Des pains du monde à la baguette parisienne
Aliment de base de nombreuses sociétés, le pain revêt différentes formes en fonction des pays et des cultures, des ressources céréalières et des techniques de panification locales. Le tour du monde et des civilisations en offre une longue liste : pita en Grèce, ciabatta en Italie, pumpernickel en Allemagne, bagel en Europe centrale, tortilla au Mexique, Naan en Inde, Matlouh au Maghreb... Si ces traditions subsistent, la montée en puissance du pain français sur la scène mondiale transcende les frontières alimentaires.
L’aventure commence dans la seconde moitié du XXe siècle. Les représentations véhiculées par le cinéma et l’explosion des flux touristiques venus du monde entier vers la France ont fait de la baguette de pain un attribut de la vie parisienne et, plus largement, de l’art de vivre à la française. La conjonction d’atouts imaginaires et gastronomiques a doté la boulangerie française d’un incontestable potentiel à l’exportation.
L’Amérique, premier Eldorado de la boulangerie française
Les États-Unis ont été la première terre d’accueil de boulangers hexagonaux en quête de nouveaux horizons.

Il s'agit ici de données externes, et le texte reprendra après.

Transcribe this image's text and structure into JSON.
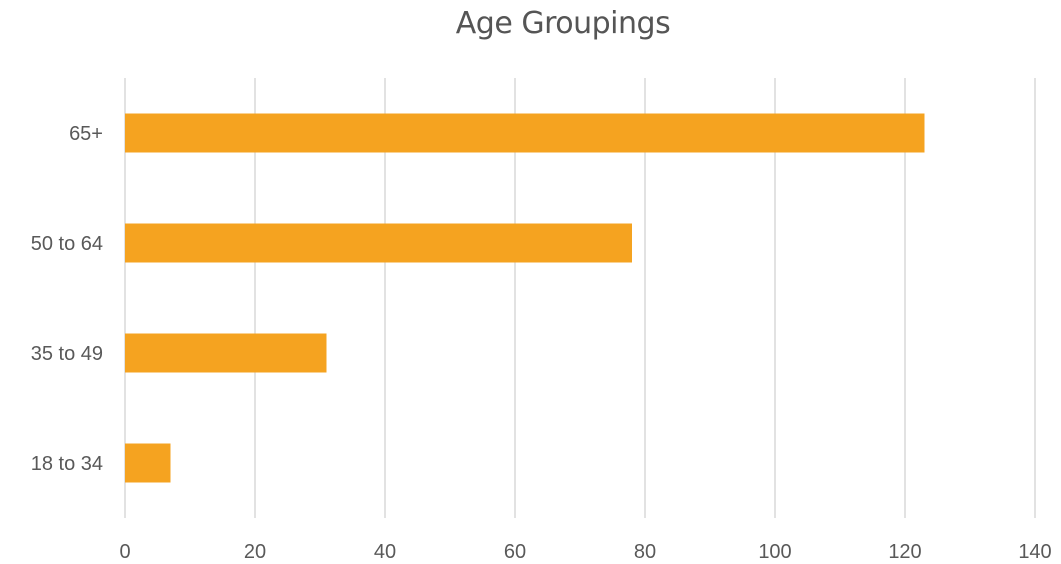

Arrivée à Los Angeles au début des années 1980, Josette Leblond fait figure de pionnière. Elle y a créé la Normandie Bakery, qui est devenue une « institution » locale. Dans plusieurs villes, des artisans boulangers ont écrit leur success-story sous des enseignes aux noms évocateurs : La Fournette à Chicago, La Madeleine à Dallas, Mademoiselle Louise à Houston, Le Marais à San Francisco.
Parallèlement, les franchises de boulangerie hexagonales ont contribué à la conquête de l’Amérique tout en se développant sur d’autres marchés. Par exemple, la maison Paul est désormais présente dans 48 pays sur les cinq continents où elle revendique l’ambition « d’apporter un petit bout de France tout autour du monde ». Vingt ans après avoir lancé son activité internationale au Japon, l’enseigne Éric Kayser compte aujourd’hui trente boutiques dans le monde entier. Plus récemment, le réseau Marie Blachère a pris pied en 2019 sur le marché américain où le concept est appelé à se développer à partir de New York.

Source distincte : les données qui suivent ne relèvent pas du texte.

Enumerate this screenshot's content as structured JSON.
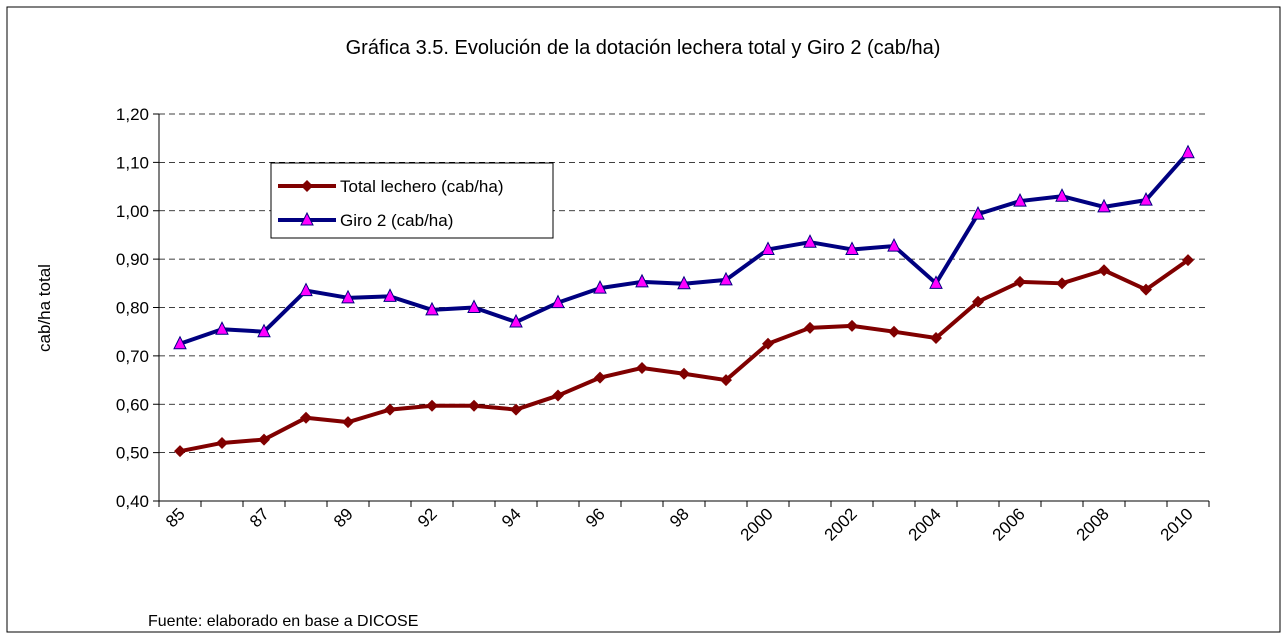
{
  "chart_data": {
    "type": "line",
    "title": "Gráfica 3.5. Evolución de la dotación lechera total y Giro 2 (cab/ha)",
    "y_label": "cab/ha total",
    "source": "Fuente: elaborado en base a DICOSE",
    "categories": [
      "85",
      null,
      "87",
      null,
      "89",
      null,
      "92",
      null,
      "94",
      null,
      "96",
      null,
      "98",
      null,
      "2000",
      null,
      "2002",
      null,
      "2004",
      null,
      "2006",
      null,
      "2008",
      null,
      "2010"
    ],
    "series": [
      {
        "name": "Total lechero (cab/ha)",
        "color": "#800000",
        "marker": "diamond",
        "values": [
          0.503,
          0.52,
          0.527,
          0.572,
          0.563,
          0.589,
          0.597,
          0.597,
          0.589,
          0.618,
          0.655,
          0.675,
          0.663,
          0.65,
          0.725,
          0.758,
          0.762,
          0.75,
          0.737,
          0.812,
          0.853,
          0.85,
          0.877,
          0.837,
          0.898
        ]
      },
      {
        "name": "Giro 2 (cab/ha)",
        "color": "#000080",
        "marker": "triangle",
        "marker_color": "#ff00ff",
        "values": [
          0.725,
          0.755,
          0.75,
          0.835,
          0.82,
          0.823,
          0.795,
          0.8,
          0.77,
          0.81,
          0.84,
          0.853,
          0.849,
          0.857,
          0.92,
          0.935,
          0.92,
          0.927,
          0.85,
          0.993,
          1.02,
          1.03,
          1.008,
          1.022,
          1.12
        ]
      }
    ],
    "ylim": [
      0.4,
      1.2
    ],
    "yticks": [
      {
        "value": 0.4,
        "label": "0,40"
      },
      {
        "value": 0.5,
        "label": "0,50"
      },
      {
        "value": 0.6,
        "label": "0,60"
      },
      {
        "value": 0.7,
        "label": "0,70"
      },
      {
        "value": 0.8,
        "label": "0,80"
      },
      {
        "value": 0.9,
        "label": "0,90"
      },
      {
        "value": 1.0,
        "label": "1,00"
      },
      {
        "value": 1.1,
        "label": "1,10"
      },
      {
        "value": 1.2,
        "label": "1,20"
      }
    ],
    "grid": true
  }
}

L’émergence d’un « business model » venu d’Asie
En 2010 l’enseigne de distribution asiatique Big C, fraîchement reprise par un groupe français, expérimente sur un magasin de Haï Phong, au Vietnam, la mise en vente de baguettes de pain françaises, cuites sur place. Succès immédiat. En quelque semaines, le point de vente atteint le débit d’une baguette vendue toute les quatre secondes, et le concept essaime rapidement dans la région Vietnam-Thaïlande. (Source : Casino, Regards n°48, avril 2011) Loin d’être un cas isolé, cette initiative s’inscrivait dans un mouvement d’appropriation du modèle de la boulangerie occidentale.
Le concept Paris Baguette, lancé à Séoul en 1988, en offre un bon exemple. Cette entreprise coréenne a construit en quelques années la principale franchise mondiale du secteur de la boulangerie. Sous les enseignes Paris Baguette et Paris Croissant, elle compte 4 000 points de vente en Corée, en Chine, à Singapour, au Vietnam, aux USA... et même en France. Piochant dans le répertoire français, elle s’en distingue en popularisant de nouvelles pratiques de consommation qui associent café et boulangerie. Un modèle également développé par la chaîne Vie de France, créée au États-Unis dans les années 1970 et reprise en 1991 par un groupe japonais qui en a fait la première enseigne de boulangerie du pays.
Qui sont les nouveaux Champions du monde de la boulangerie mondiale ?
Autre signe révélateur, les boulangers et pâtissiers du monde entier s’imposent dans les concours professionnels. Ainsi, la Coupe du Monde la Boulangerie, organisée tous les quatre ans dans le cadre du salon Europain Paris, a vu les équipes nationales de Corée du Sud et de Taïwan devancer la France aux deux premières places de l’édition 2016... avant de céder le podium à la Chine, au Japon et au Danemark en 2020 !
Après avoir joué un rôle moteur dans la diffusion mondiale du pain et de la boulangerie « à la française », la France reste une référence incontournable, notamment en matière de formation professionnelle ou le système éducatif public et privé attire des élèves venus des quatre coins du globe. Mais elle partage désormais son influence avec des acteurs qui investissent de nouveaux territoires et redistribuent les cartes des pratiques de consommation. « En valorisant à grande échelle une approche industrielle de la boulangerie, ces acteurs participent à la diffusion de la référence française hors de ses territoires historiques, conclut l'organisme de recherche sur les pratiques alimentaires Food 2.0 Lab. C’est ainsi, qu’en quelques décennies, la boulangerie française est entrée dans les mœurs des populations asiatiques. » Et, sans doute, bien au-delà.